Memasuki jalan Sudirman, tepat di depan gedung Depdiknas, naiklah segerombolan remaja lelaki, yang usianya antara 15-17 tahun.  Tadinya, saya pikir mereka segerombolan remaja biasa yang pulang main. Jadi saya tidak menaruh curiga. Kecurigaan saya muncul ketika salah satu dari mereka--kelihatannya yang umurnya paling tua--bergelagat aneh, mendesak-desak penumpang yang sudah penuh sesak sehingga penumpang yang mau turun jadi terhambat. Saya juga perhatikan segerombolan anak muda itu, terkesan sengaja bergerombol di depan pintu masuk bis. Perasaan saya mulai tak enak. Dan saya terus memperhatikan gelagat mereka dan satu orang yang mendesak-desak penumpang.

Insting saya terbukti, satu orang itu, saya lihat membuka resleting bagian depan tas gemblok--kayaknya tas laptop--seorang anak muda yang baru saja naik. Dalam hati, "Aduh ini orang, ceroboh banget di bis menyampirkan tas ke belakang."  Remaja tanggung itu terus merogoh-rogoh isi tas, tapi saya tidak jelas apakah ia berhasil mengambil sesuatu, karena pandangan saya terhalang oleh sesaknya penumpang.

Sebagian gerombolan itu yang jumlahnya sekira 6 orang remaja tanggung, turun di depan Benhil. Di sini, penumpang banyak yang turun, sehingga bisa agak kosong. Tak ada lagi penumpang yang berdiri. Ternyata masih ada dua remaja tanggung anggota rombongan itu yang masih ada di dalam bis, yang satu duduk di belakang sopir, yang satunya lagi terlihat sedang menelpon dengan menggunakan hp, saya jadi curiga remaja ini sedang calling-callingan dengan gerombolannya yang sudah turun duluan.

Melihat apa yang terjadi, saya gemas sekaligus miris, anak-anak remaja ini sudah berani melakukan tindak kriminal, jadi tukang copet !  Beberapa tahun belakangan ini, saya bekerja di daerah pinggiran, lebih sering naik angkot daripada naik bis dan jarang pula ke pusat kota. Dan saya benar-benar kaget melihat "pesat"nya kriminalitas di kota Jakarta, anak-anak remaja pun sudah jadi pencopet !

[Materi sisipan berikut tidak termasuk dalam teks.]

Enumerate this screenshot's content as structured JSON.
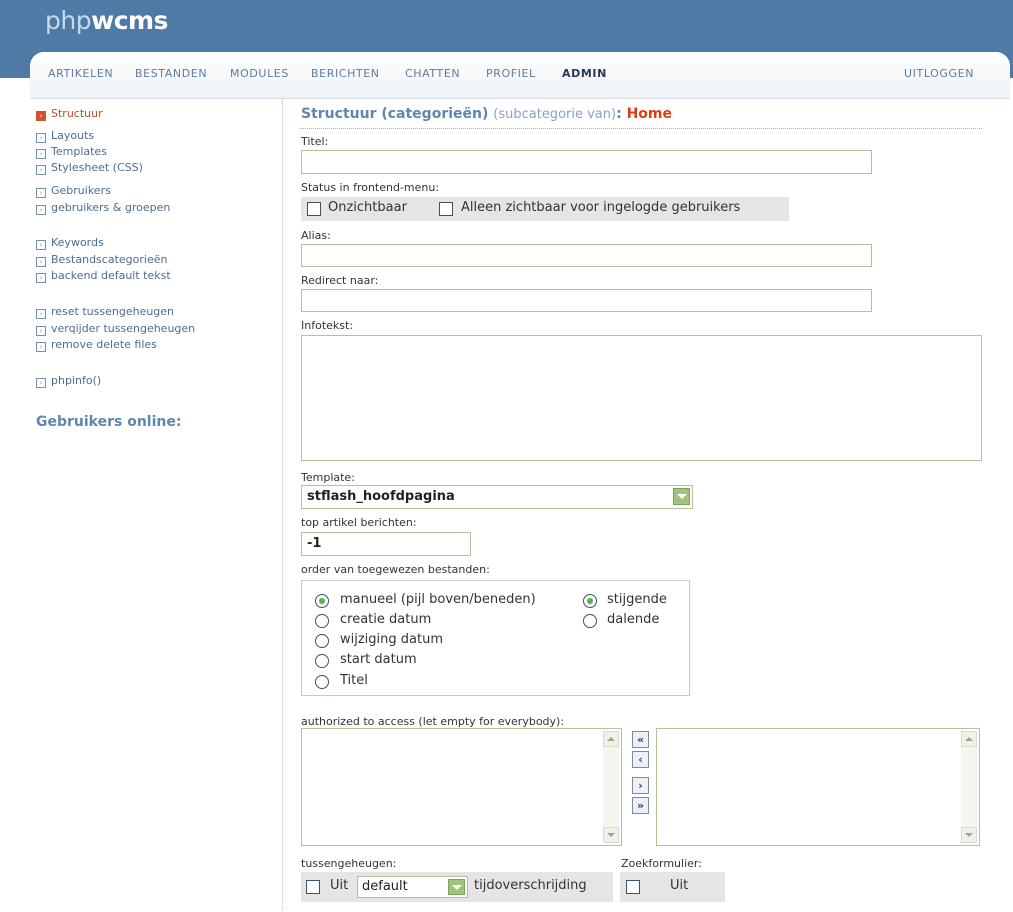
{
  "app": {
    "logo_light": "php",
    "logo_bold": "wcms"
  },
  "nav": {
    "items": [
      "ARTIKELEN",
      "BESTANDEN",
      "MODULES",
      "BERICHTEN",
      "CHATTEN",
      "PROFIEL",
      "ADMIN"
    ],
    "active": "ADMIN",
    "logout": "UITLOGGEN"
  },
  "sidebar": {
    "items": [
      {
        "label": "Structuur",
        "active": true
      },
      {
        "label": "Layouts"
      },
      {
        "label": "Templates"
      },
      {
        "label": "Stylesheet (CSS)"
      },
      {
        "label": "Gebruikers"
      },
      {
        "label": "gebruikers & groepen"
      },
      {
        "label": "Keywords"
      },
      {
        "label": "Bestandscategorieën"
      },
      {
        "label": "backend default tekst"
      },
      {
        "label": "reset tussengeheugen"
      },
      {
        "label": "verqijder tussengeheugen"
      },
      {
        "label": "remove delete files"
      },
      {
        "label": "phpinfo()"
      }
    ],
    "users_online": "Gebruikers online:"
  },
  "form": {
    "heading": "Structuur (categorieën)",
    "heading_sub": "(subcategorie van)",
    "heading_sep": ":",
    "heading_target": "Home",
    "titel_label": "Titel:",
    "titel_value": "",
    "status_label": "Status in frontend-menu:",
    "status_invisible": "Onzichtbaar",
    "status_logged_in": "Alleen zichtbaar voor ingelogde gebruikers",
    "alias_label": "Alias:",
    "alias_value": "",
    "redirect_label": "Redirect naar:",
    "redirect_value": "",
    "infotext_label": "Infotekst:",
    "infotext_value": "",
    "template_label": "Template:",
    "template_value": "stflash_hoofdpagina",
    "top_label": "top artikel berichten:",
    "top_value": "-1",
    "order_label": "order van toegewezen bestanden:",
    "order_options": [
      "manueel (pijl boven/beneden)",
      "creatie datum",
      "wijziging datum",
      "start datum",
      "Titel"
    ],
    "order_selected": "manueel (pijl boven/beneden)",
    "direction_options": [
      "stijgende",
      "dalende"
    ],
    "direction_selected": "stijgende",
    "access_label": "authorized to access (let empty for everybody):",
    "move_buttons": [
      "«",
      "‹",
      "›",
      "»"
    ],
    "cache_label": "tussengeheugen:",
    "cache_off": "Uit",
    "cache_select": "default",
    "cache_timeout": "tijdoverschrijding",
    "search_label": "Zoekformulier:",
    "search_off": "Uit"
  }
}
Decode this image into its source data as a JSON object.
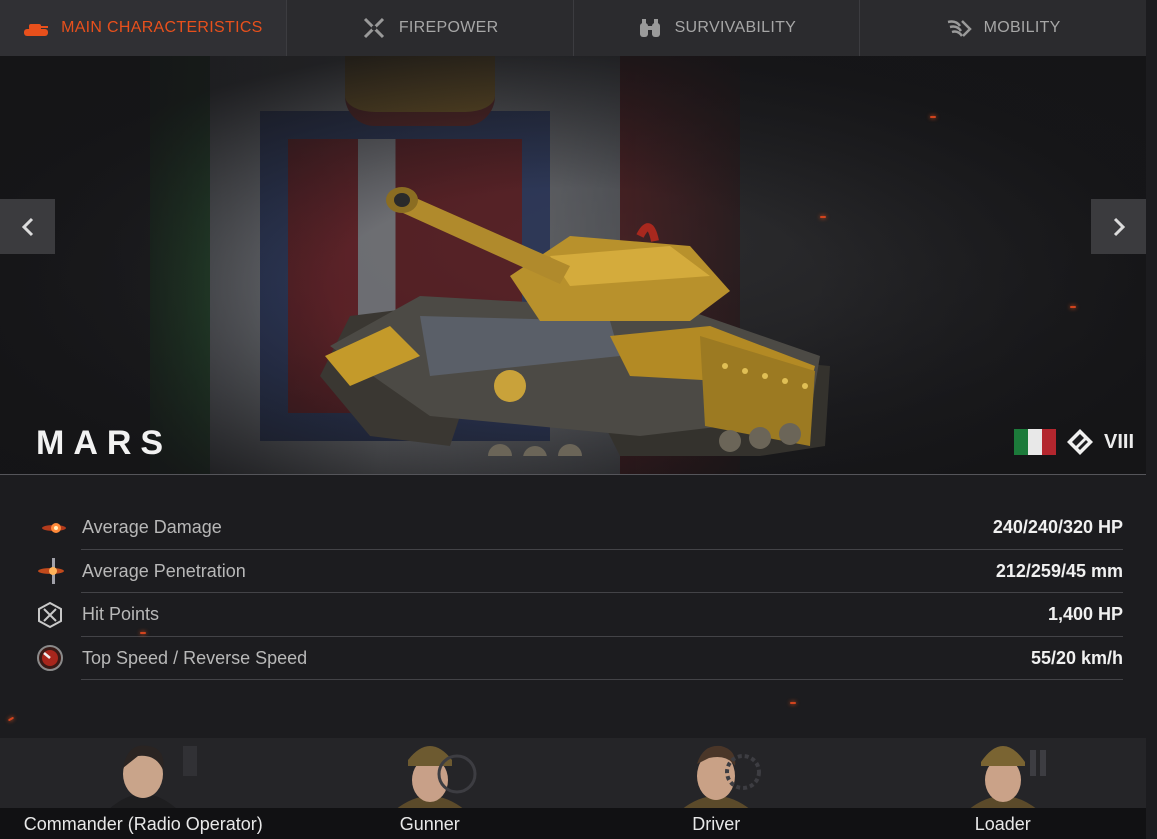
{
  "tabs": [
    {
      "label": "Main Characteristics",
      "active": true,
      "icon": "tank-icon"
    },
    {
      "label": "Firepower",
      "active": false,
      "icon": "crossed-guns-icon"
    },
    {
      "label": "Survivability",
      "active": false,
      "icon": "binoculars-icon"
    },
    {
      "label": "Mobility",
      "active": false,
      "icon": "wings-icon"
    }
  ],
  "vehicle": {
    "name": "MARS",
    "nation_flag": "italy-flag",
    "class_icon": "heavy-tank-icon",
    "tier": "VIII"
  },
  "stats": [
    {
      "label": "Average Damage",
      "value": "240/240/320 HP",
      "icon": "damage-icon"
    },
    {
      "label": "Average Penetration",
      "value": "212/259/45 mm",
      "icon": "penetration-icon"
    },
    {
      "label": "Hit Points",
      "value": "1,400 HP",
      "icon": "hit-points-icon"
    },
    {
      "label": "Top Speed / Reverse Speed",
      "value": "55/20 km/h",
      "icon": "speedometer-icon"
    }
  ],
  "crew": [
    {
      "role": "Commander (Radio Operator)",
      "icon": "commander-portrait"
    },
    {
      "role": "Gunner",
      "icon": "gunner-portrait"
    },
    {
      "role": "Driver",
      "icon": "driver-portrait"
    },
    {
      "role": "Loader",
      "icon": "loader-portrait"
    }
  ],
  "colors": {
    "accent": "#e8501c",
    "background": "#1c1c1f",
    "tab_bar": "#2b2b2e"
  }
}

Dalam kondisi lelah dan lutut lemas, saya membatin, apakah saya harus menyalahkan generasi muda pencopet itu? Tak perlu dipertanyakan mereka belajar dari siapa, sementara setiap hari kita menyaksikan pemberitaan bagaimana generasi tua yang menjadi pejabat pemerintah di negeri ini, juga nyambi jadi tukang copet uang rakyat dan uang negara. Alangkah mirisnya negeri ini. Para pemuda (indonesia) mencopet satu hari menjelang hari Sumpah Pemuda.